The person died Jan. 3 after falling ill on the way back home from a trip to China in late December.

Officials say person-to-person transmission of avian flu is “extremely rare” and the individual’s family members are not showing any signs of illness.

However, they are being monitored as a precaution and have been offered Tamiflu, commonly used for flu treatment and prevention, said Dr. James Talbot, Alberta’s chief medical officer of health.

Officials said they would not release the H5N1 victim’s name, age or gender, even though the patient was often referred to as “she” in media briefings.

People who travelled on the same flights as the H5N1 victim will be contacted and “reassured” of the low risk of infection, health officials said.

The infected person was on the Air Canada 030 flight from Beijing to Vancouver on Dec. 27, and then took the Air Canada 244 flight from Vancouver to Edmonton on the same day.

The individual started feeling unwell on the flight home and was later admitted to hospital, where her condition quickly deteriorated. The patient’s initial symptoms included fever, malaise and headache. There were no respiratory symptoms, which are common in H5N1 infections.

Lab tests later confirmed that the patient was infected with the H5N1 virus.

Officials are not sure how the individual contracted avian flu. H5N1 is commonly found in birds, mainly poultry, in Asia, Europe, Africa and the Middle East.

Since 2003, there have been 648 lab-confirmed human cases of H5N1 flu reported in 15 countries. Of those, 384 resulted in death.

Officials say the first North American H5N1 case is “isolated” and the risk to the general public is very low. It is in no way related to the seasonal flu, of which the common strain this year is H1N1.

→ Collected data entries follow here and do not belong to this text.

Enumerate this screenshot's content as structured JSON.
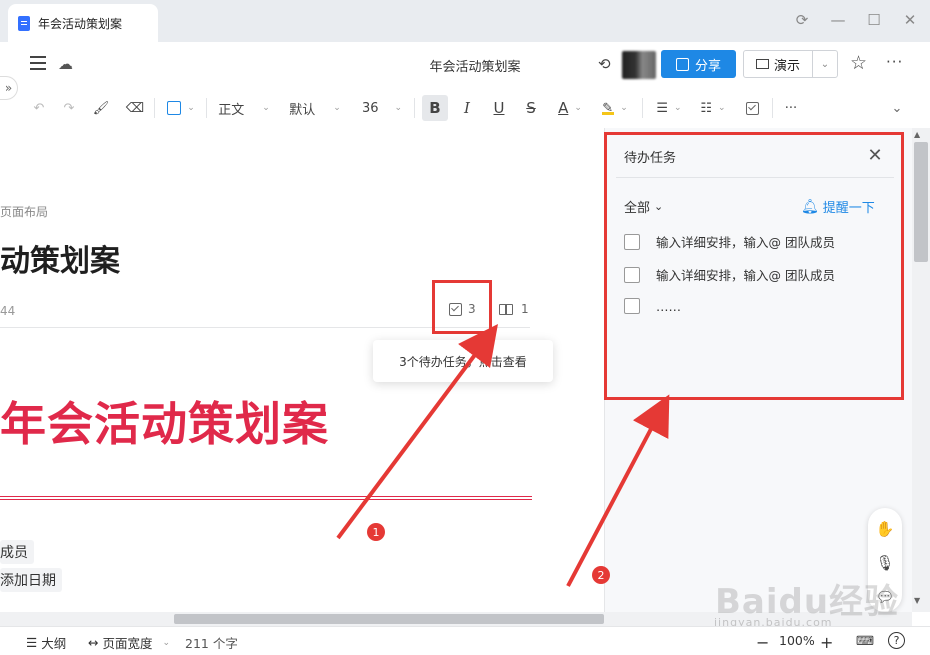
{
  "window": {
    "tab_title": "年会活动策划案"
  },
  "header": {
    "doc_title": "年会活动策划案",
    "share_label": "分享",
    "present_label": "演示"
  },
  "toolbar": {
    "style_value": "正文",
    "font_value": "默认",
    "size_value": "36",
    "bold": "B",
    "italic": "I",
    "underline": "U",
    "strike": "S",
    "font_color": "A",
    "more": "···"
  },
  "document": {
    "breadcrumb": "页面布局",
    "title": "动策划案",
    "meta_number": "44",
    "todo_count": "3",
    "comment_count": "1",
    "tooltip": "3个待办任务，点击查看",
    "heading": "年会活动策划案",
    "pill_1": "成员",
    "pill_2": "添加日期"
  },
  "annotations": {
    "badge_1": "1",
    "badge_2": "2"
  },
  "panel": {
    "title": "待办任务",
    "filter": "全部",
    "remind": "提醒一下",
    "items": [
      "输入详细安排，输入@ 团队成员",
      "输入详细安排，输入@ 团队成员",
      "……"
    ]
  },
  "status": {
    "outline": "大纲",
    "page_width": "页面宽度",
    "word_count": "211 个字",
    "zoom": "100%"
  },
  "watermark": {
    "text": "Baidu经验",
    "sub": "jingyan.baidu.com"
  },
  "colors": {
    "accent": "#1e88e5",
    "heading_red": "#e0294a",
    "annotation_red": "#e53935"
  }
}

Infectious disease specialist Dr. Neil Rau said he was “impressed” that Alberta health officials made the H5N1 flu diagnosis, since the patient did not exhibit typical respiratory symptoms associated with avian flu.

Rau said he is not concerned that avian flu will spread in Canada because there hasn’t been any “sustained spread” of H5N1 from person-to-person contact ever since the virus was first detected in humans in Southeast Asia in 1997.

Rau said the case of the Alberta patient who seems to have contracted the virus in China is an “unprecedented worldwide event.”